The whole house cheered and laughed, congratulating the two as if they just got proposed.
“See, Ev! I told you!” Layla jumped, rushing over to give her best friend a hug.
“Yeah, yeah!” Evelyn rolled her eyes and got off of her boyfriend.
“Proud of you, man.” Matt nodded at his younger brother, as they did their ‘secret’ handshake.
“thanks.” Chris smiled, and Evelyn whipped back around.
“Wait! I forgot to show you the tattoo!” Evelyn quickly sat back down beside Chris, as he wrapped his arm around her waist, pulling her closer. “What do you think about these ones?” She asked, showing him her phone.
The image was of spiders, seemingly black widows.
“holy fuck! Those are dope!” Chris laughed, grabbing the phone to show nick and matt, who were standing behind the couch.
“Thats sick!” Nick laughed, pointing at the phone.
“See, man, told ya she wouldn’t pick somethin’ ya didn’t like.” Matt shrugged, and Chris glared at him.
-A WEEK LATER-
“ready?” the tattooist asked as she held the needle close to a worried Chris, his girlfriends’ hand in his. She had already gotten hers done, along with the rest of the group getting tiny ones, Chris being the last one left.
“mhm,” he nodded, as he felt the needle touch his skin. “ow ow ow-“ he squeezed Evelyn’s hand, as she kissed it gently.
“you’re doing great, baby.” She reassured him, as nick held the camera aiming at him.
“mhm..” he grunted.
“bet thats what he sounds like in bed,” Larray joked, as Chris and Evelyn gasped.
“Larray!” Evelyn yelled, and everyone, besides chris, laughed. He found it funny as fuck, he was just too occupied by the needle poking in and out of his skin.
About twenty minutes into the tattoo, chris spoke up again.
“it doesn’t hurt bad anymore,” he sighed, as he slowly let go of Evelyn’s hand.
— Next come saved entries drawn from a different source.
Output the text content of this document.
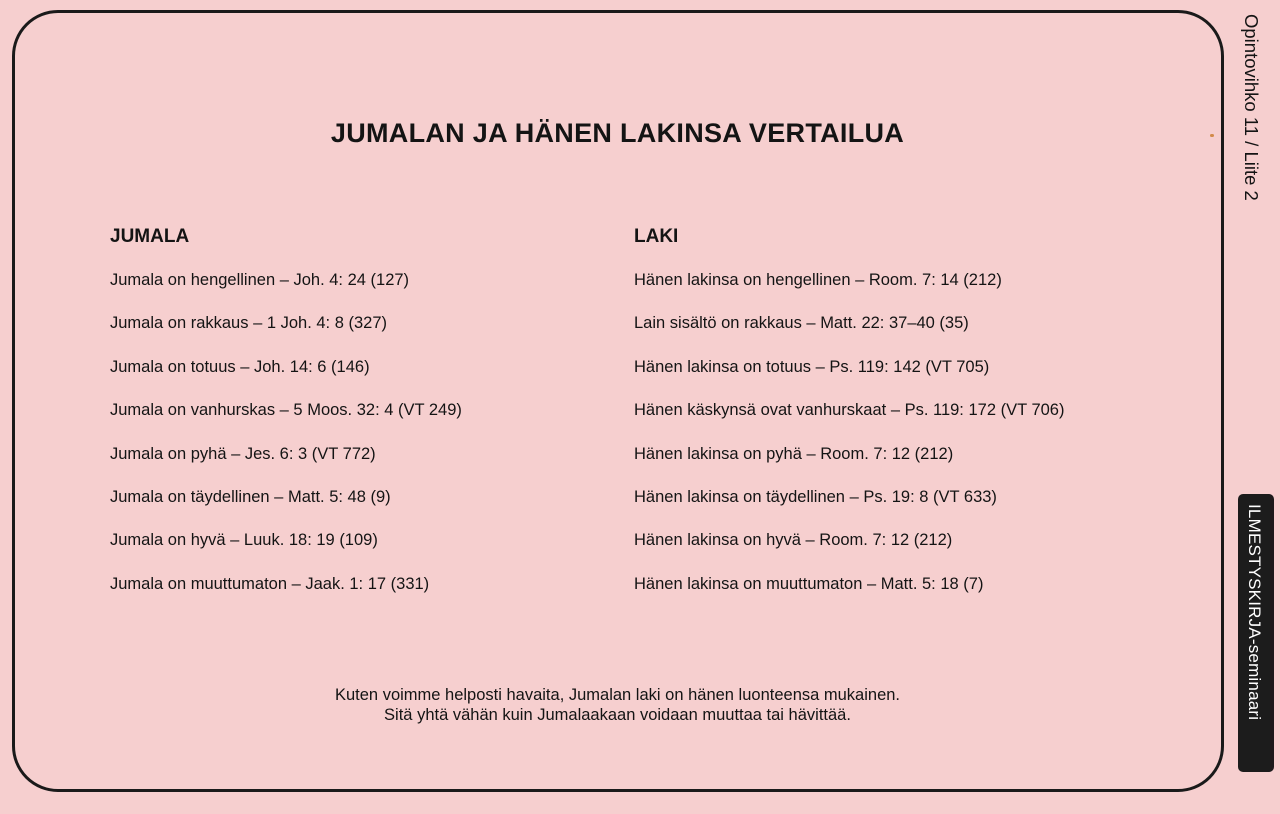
JUMALAN JA HÄNEN LAKINSA VERTAILUA
JUMALA
Jumala on hengellinen – Joh. 4: 24 (127)
Jumala on rakkaus – 1 Joh. 4: 8 (327)
Jumala on totuus – Joh. 14: 6 (146)
Jumala on vanhurskas – 5 Moos. 32: 4 (VT 249)
Jumala on pyhä – Jes. 6: 3 (VT 772)
Jumala on täydellinen – Matt. 5: 48 (9)
Jumala on hyvä – Luuk. 18: 19 (109)
Jumala on muuttumaton – Jaak. 1: 17 (331)
LAKI
Hänen lakinsa on hengellinen – Room. 7: 14 (212)
Lain sisältö on rakkaus – Matt. 22: 37–40 (35)
Hänen lakinsa on totuus – Ps. 119: 142 (VT 705)
Hänen käskynsä ovat vanhurskaat – Ps. 119: 172 (VT 706)
Hänen lakinsa on pyhä – Room. 7: 12 (212)
Hänen lakinsa on täydellinen – Ps. 19: 8 (VT 633)
Hänen lakinsa on hyvä – Room. 7: 12 (212)
Hänen lakinsa on muuttumaton – Matt. 5: 18 (7)
Kuten voimme helposti havaita, Jumalan laki on hänen luonteensa mukainen.
Sitä yhtä vähän kuin Jumalaakaan voidaan muuttaa tai hävittää.
Opintovihko 11 / Liite 2
ILMESTYSKIRJA-seminaari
Matt and Layla were talking, and Nick and Larray were, so Evelyn just patiently waited by her boyfriends side.
“see?” Evelyn joked, and chris mocked her.
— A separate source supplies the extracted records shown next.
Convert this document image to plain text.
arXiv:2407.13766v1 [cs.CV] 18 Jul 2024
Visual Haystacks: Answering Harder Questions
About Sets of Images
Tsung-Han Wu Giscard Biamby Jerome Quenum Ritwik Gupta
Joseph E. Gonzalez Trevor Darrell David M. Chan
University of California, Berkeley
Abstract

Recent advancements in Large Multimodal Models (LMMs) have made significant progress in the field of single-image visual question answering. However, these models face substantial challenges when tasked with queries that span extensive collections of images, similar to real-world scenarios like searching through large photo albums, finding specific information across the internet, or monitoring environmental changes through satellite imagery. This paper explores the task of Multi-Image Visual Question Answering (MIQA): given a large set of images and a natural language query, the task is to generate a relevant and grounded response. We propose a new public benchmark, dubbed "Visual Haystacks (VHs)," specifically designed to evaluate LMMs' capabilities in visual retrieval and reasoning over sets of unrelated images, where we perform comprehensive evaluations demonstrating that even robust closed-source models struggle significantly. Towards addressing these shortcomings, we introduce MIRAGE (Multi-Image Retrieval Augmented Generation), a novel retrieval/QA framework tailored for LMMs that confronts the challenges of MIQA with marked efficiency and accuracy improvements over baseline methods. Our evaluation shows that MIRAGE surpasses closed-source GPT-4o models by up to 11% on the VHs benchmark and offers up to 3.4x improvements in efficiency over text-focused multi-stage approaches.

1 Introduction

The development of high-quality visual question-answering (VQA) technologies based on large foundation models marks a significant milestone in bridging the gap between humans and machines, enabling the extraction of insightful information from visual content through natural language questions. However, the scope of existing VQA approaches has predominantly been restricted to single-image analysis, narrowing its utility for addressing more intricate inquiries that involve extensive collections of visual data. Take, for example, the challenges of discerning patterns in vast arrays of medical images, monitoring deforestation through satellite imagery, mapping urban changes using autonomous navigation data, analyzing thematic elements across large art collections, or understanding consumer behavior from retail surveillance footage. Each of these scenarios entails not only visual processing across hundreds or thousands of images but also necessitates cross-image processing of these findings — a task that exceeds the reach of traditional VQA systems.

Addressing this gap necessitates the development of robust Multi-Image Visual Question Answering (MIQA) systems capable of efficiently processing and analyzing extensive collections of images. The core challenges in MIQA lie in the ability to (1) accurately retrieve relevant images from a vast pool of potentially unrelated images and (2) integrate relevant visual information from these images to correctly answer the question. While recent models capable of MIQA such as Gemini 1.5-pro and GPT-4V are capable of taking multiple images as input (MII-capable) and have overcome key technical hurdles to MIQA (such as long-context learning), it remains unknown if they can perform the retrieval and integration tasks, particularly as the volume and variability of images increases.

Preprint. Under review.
“yeah, yeah. whatever.” he scolded.
The group waited for around an hour, and Chris’ tattoo was finally done.
He slowly stood up, and admired it in the mirror.
“This looks sick as fuck,” he smiled, pulling Evelyn by his side so he could see the matching tattoos.
He pulled out his phone, and snapped a picture.
“this ones’ goin on the photo dump,” he said as he gently kissed Evelyn’s shoulder.